Jones singles out the chapter by “veteran official Termsak Chalermpalanupap” as “a highly informative overview of ASEAN’s institutional development which will be useful for all students of ASEAN.” Chapters by Simon Tay (on air pollution) and Michael Malley (on nuclear energy) are also praised by Jones as demonstrating that “democratisation does not (as other contributors imply) automatically produce either more liberal policies or enhanced regional cooperation.” On the contrary, writes Jones, “democratisation can give vent to illiberal, nationalist and uncooperative sentiments, particularly when dominated (as ASEAN polities are) by cynical oligarchs. It is disappointing, therefore, that none of the chapters engages in systematic analysis of the domestic social forces at work in ASEAN states.”

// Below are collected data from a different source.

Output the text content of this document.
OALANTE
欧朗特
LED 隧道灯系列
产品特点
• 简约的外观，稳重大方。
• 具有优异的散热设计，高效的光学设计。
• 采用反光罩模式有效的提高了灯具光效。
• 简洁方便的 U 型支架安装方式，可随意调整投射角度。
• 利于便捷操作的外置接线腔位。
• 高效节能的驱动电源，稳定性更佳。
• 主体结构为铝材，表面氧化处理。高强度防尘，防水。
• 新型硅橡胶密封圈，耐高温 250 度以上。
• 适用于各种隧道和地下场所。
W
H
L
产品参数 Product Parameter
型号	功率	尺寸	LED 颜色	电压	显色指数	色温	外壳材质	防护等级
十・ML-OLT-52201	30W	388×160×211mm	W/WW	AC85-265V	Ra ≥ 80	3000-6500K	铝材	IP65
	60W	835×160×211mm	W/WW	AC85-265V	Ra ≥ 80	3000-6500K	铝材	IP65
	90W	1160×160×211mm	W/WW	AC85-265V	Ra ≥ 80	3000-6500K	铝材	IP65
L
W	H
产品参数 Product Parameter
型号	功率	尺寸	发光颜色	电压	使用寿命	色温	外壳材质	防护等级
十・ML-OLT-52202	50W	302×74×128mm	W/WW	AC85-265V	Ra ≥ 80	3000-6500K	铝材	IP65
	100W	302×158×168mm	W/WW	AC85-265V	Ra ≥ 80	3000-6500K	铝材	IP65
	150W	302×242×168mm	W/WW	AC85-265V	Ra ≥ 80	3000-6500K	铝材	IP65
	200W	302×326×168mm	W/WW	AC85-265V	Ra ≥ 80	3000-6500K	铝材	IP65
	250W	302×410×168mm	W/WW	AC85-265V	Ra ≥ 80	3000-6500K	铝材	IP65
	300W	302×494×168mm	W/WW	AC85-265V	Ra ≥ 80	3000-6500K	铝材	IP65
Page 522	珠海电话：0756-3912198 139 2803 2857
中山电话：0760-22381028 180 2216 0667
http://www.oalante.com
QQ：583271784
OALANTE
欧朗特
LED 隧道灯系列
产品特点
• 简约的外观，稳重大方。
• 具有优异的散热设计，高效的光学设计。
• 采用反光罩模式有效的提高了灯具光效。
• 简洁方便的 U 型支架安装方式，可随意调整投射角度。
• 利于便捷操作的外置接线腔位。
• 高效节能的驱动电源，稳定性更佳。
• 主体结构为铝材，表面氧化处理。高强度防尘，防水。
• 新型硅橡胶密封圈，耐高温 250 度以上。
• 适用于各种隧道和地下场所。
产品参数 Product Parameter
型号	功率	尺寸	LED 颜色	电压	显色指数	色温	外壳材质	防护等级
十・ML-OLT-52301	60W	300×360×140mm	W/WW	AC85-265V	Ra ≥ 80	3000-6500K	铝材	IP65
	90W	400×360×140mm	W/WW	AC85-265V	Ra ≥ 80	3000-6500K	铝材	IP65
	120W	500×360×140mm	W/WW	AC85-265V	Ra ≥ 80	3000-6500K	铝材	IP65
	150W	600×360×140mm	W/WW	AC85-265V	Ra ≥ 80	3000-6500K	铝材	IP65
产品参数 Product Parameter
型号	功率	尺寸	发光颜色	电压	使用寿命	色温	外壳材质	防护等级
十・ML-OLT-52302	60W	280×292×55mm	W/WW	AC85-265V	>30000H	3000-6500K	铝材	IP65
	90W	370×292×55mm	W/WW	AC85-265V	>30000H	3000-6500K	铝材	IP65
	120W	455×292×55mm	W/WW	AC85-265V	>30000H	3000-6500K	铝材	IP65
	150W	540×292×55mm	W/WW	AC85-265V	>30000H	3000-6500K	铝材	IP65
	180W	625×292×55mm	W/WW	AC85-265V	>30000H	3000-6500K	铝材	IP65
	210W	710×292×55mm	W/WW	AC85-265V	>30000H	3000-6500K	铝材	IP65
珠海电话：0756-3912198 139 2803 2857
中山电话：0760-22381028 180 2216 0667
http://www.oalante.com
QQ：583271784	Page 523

“On balance,” for Jones, “the evidence in Hard Choices seems to favour the pessimist viewpoint. The basis for concluding that civil society has shattered elites’ monopoly on policymaking is rather weak. None of the pro-intervention authors sufficiently counter[s] the pragmatist challenge that ASEAN coherence could not withstand the adoption of a more liberal-interventionist posture. However, this is a contingent judgment which should not lead us simply to endorse the status quo. … [T] he fate of individual countries and the overall direction and content of ASEAN regionalism depends ultimately on the struggles of ASEAN’s own citizens.
Concludes Jones: “A clear-sighted analysis of the respective strengths and weaknesses of the force of movement and reaction, without succumbing to the defeatism of endorsing authoritarianism or the romanticism of believing that democratic institutions alone imply the victory of civil society (or that ASEAN can do much to create such institutions), is therefore vital for understanding the region’s prospects.”